THE STATE OF SOUTH CAROLINA
In The Court of Appeals
South Carolina Department of Social Services, Respondent,
Burnette Martinez & Ruben Martinez and Child, Hamelia Martinez, DOB 11-27-88, Defendants,
of whom Ruben Martinez is Appellant.
Appeal From Dorchester County
William J. Wylie, Jr., Family Court Judge
Unpublished Opinion No. 2004-UP-434
Submitted June 8, 2004 – Filed July 23, 2004
Amy C. Sutherland, of Greenville, for Respondent.
William R. Hearn, Jr., of Summerville, for Guardian ad Litem.

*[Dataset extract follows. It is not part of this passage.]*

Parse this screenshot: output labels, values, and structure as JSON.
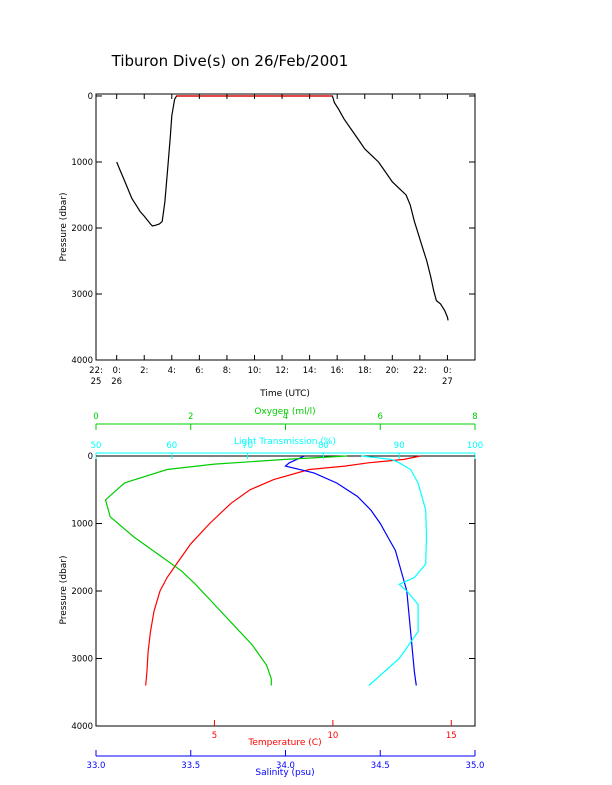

PER CURIAM: Ruben Martinez appeals the family court’s order terminating his parental rights to Hamelia Martinez. We affirm  pursuant to Rule 220(b)(2), SCACR, and the following authorities: South Carolina Dep’t of Soc. Servs. v. Vanderhorst, 287 S.C. 554, 561, 340 S.E.2d 149, 153 (1986) (When a court terminates parental rights, the paramount consideration is the best interest of the child or children.); South Carolina Dep’t of Soc. Servs. v. Broome, 307 S.C. 48, 54, 413 S.E.2d 835, 839 (1992) (The appellate courts may review the record in a termination of parental rights case and make their own determination whether termination is supported by clear and convincing evidence.); Hooper v. Rockwell, 334 S.C. 281, 297, 513 S.E.2d 358, 367 (1999) (However, due deference may be given to the decision of the family court judge who saw and heard the witnesses and was in a better position to evaluate their credibility and their testimony.); S.C. Code Ann. § 20-7-1572(3) (Supp. 2003) (The family court may terminate the rights of a parent if termination is in the child’s best interest, “the child has lived outside the home of either parent for a period of six months, and during that time the parent has wilfully failed to visit the child.”); S.C. Code Ann. § 20-7-1572(8) (The family court may also order termination of parental rights if “[t]he child has been in foster care under the responsibility of the State for fifteen of the most recent twenty-two months[.]”); Doe v. Baby Boy Roe, 353 S.C. 576, 581, 578 S.E.2d 733, 736 (Ct. App. 2003), cert. denied (April 8, 2004) (“[A] ground for termination exists once a child has languished in foster care for any fifteen months within the most recent twenty-two month period.”).
HEARN, C.J., STILWELL, J., and CURETON, A.J., concur.
 We decide this case without oral argument pursuant to Rule 215, SCACR.